Di chi sarà la Siria? Bella domanda. Va detto: il destino è, al momento, oscuro. Indecifrabile. Poche storie, il Paese che fu del macellaio Assad, ora è nelle mani dei tagliagole. Dalla padella alla brace? Probabile. E’ meglio non illudersi. La Siria è già un Paese dilaniato: turchi contro curdi, israeliani contro Isis. L’ipotesi peggiore sta nella ripetizione delle situazioni che si sono verificate in Iraq (2003) e in Libia (2011). Dunque il dopo Assad come il dopo Saddam o il dopo Gheddafi? Mah!
E’ vero che il nuovo padrone al Jolani ha assicurato una transazione pacifica e un futuro democratico. Ed è vero che ii suo principale azionista, il presidente turco Erdogan, ha più volte sottolineato che verrà mantenuta l’integrità territoriale del Paese. Ma è altrettanto vero che la Siria è un Paese dalle mille anime; un mosaico di etnie e fedi difficile da ricomporre. Facile che qualche tessera salti. Tanto per capirci, Ankara ha già fatto sapere che non vuole vedere curdi al tavolo in questa fase preliminare. Cominciamo bene.
Segnali in tal senso non mancano. A Damasco hanno riaperto negozi e banche. Nella mattinata di giovedì 12 dicembre il premier incaricato Bashir ha annunciato che è sua intenzione aumentare gli stipendi dei dipendenti pubblici del 300%. Un’ora dopo il nuovo governo siriano ha gelato tutti annunciando che Parlamento e Costituzione resteranno sospesi per tre mesi. Dal canto suo il leader dei ribelli ha promesso all’Occidente che “non ci saranno più guerre”. E poi alla prima riunione del nuovo governo è spuntata la bandiera jihadista. Poi al Jolani, tutto impettito, ha ben rimarcato: ”Con noi sviluppo e stabilità”. Davvero il lupo ha perso il vizio?
Meglio: non crede che i lupi siano diventati di colpo agnelli. E mentre i ribelli hanno il controllo del Paese, Israele si è cautelato occupando una fascia del territorio del Golan.

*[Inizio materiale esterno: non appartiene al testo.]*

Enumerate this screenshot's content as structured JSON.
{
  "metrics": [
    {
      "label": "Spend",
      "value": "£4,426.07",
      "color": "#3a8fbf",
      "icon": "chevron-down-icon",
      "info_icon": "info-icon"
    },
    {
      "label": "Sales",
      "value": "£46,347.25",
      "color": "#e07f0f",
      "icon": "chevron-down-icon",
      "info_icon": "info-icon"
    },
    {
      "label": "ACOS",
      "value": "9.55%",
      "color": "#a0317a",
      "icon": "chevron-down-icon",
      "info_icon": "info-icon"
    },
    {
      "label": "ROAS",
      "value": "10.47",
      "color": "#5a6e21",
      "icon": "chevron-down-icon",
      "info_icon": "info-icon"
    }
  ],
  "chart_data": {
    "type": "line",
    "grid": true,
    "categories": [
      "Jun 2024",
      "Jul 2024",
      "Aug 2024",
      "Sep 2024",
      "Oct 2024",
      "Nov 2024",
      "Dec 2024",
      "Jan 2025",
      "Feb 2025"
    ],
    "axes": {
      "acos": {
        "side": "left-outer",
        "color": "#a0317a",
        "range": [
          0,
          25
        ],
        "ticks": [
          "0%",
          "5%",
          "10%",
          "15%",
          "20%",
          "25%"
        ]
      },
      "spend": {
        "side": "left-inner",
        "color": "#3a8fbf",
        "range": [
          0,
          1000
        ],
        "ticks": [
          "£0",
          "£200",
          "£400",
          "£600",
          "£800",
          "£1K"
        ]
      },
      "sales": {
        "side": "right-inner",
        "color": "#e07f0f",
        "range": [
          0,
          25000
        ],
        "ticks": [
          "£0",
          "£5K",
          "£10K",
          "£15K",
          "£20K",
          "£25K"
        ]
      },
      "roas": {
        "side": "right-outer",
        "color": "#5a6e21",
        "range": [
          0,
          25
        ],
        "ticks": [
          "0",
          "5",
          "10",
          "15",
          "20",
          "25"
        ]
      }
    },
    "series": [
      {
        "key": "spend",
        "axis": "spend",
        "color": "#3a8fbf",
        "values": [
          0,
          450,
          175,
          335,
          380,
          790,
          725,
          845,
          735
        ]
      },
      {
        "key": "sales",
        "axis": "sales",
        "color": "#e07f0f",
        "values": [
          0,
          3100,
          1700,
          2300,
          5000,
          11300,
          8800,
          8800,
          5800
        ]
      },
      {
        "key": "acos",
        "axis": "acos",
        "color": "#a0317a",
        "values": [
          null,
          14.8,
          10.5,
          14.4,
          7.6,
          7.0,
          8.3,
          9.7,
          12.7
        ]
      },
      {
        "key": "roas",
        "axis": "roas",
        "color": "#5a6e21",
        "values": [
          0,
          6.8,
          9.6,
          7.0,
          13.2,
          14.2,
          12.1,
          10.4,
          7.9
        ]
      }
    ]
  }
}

Per carità, un controllo temporaneo della cosiddetta “zona cuscinetto” giusto alla frontiera siriana. Una occupazione che durerà “fino a che non sarà presente una nuova forza che garantisca l’applicazione dell’accordo di disimpegno del 1974”. L’ufficio di Netanyau ha avvertito: ”Israele non permetterà a gruppi jihadisti di riempire questo vuoto e di rappresentare una minaccia per gli insediamenti israeliani sulle alture del Golan, sullo stile del 7 ottobre”. La Tunisia ha “condannato fermamente le aggressioni sioniste contro i territori siriani” e il clima in Medioriente non è migliorato.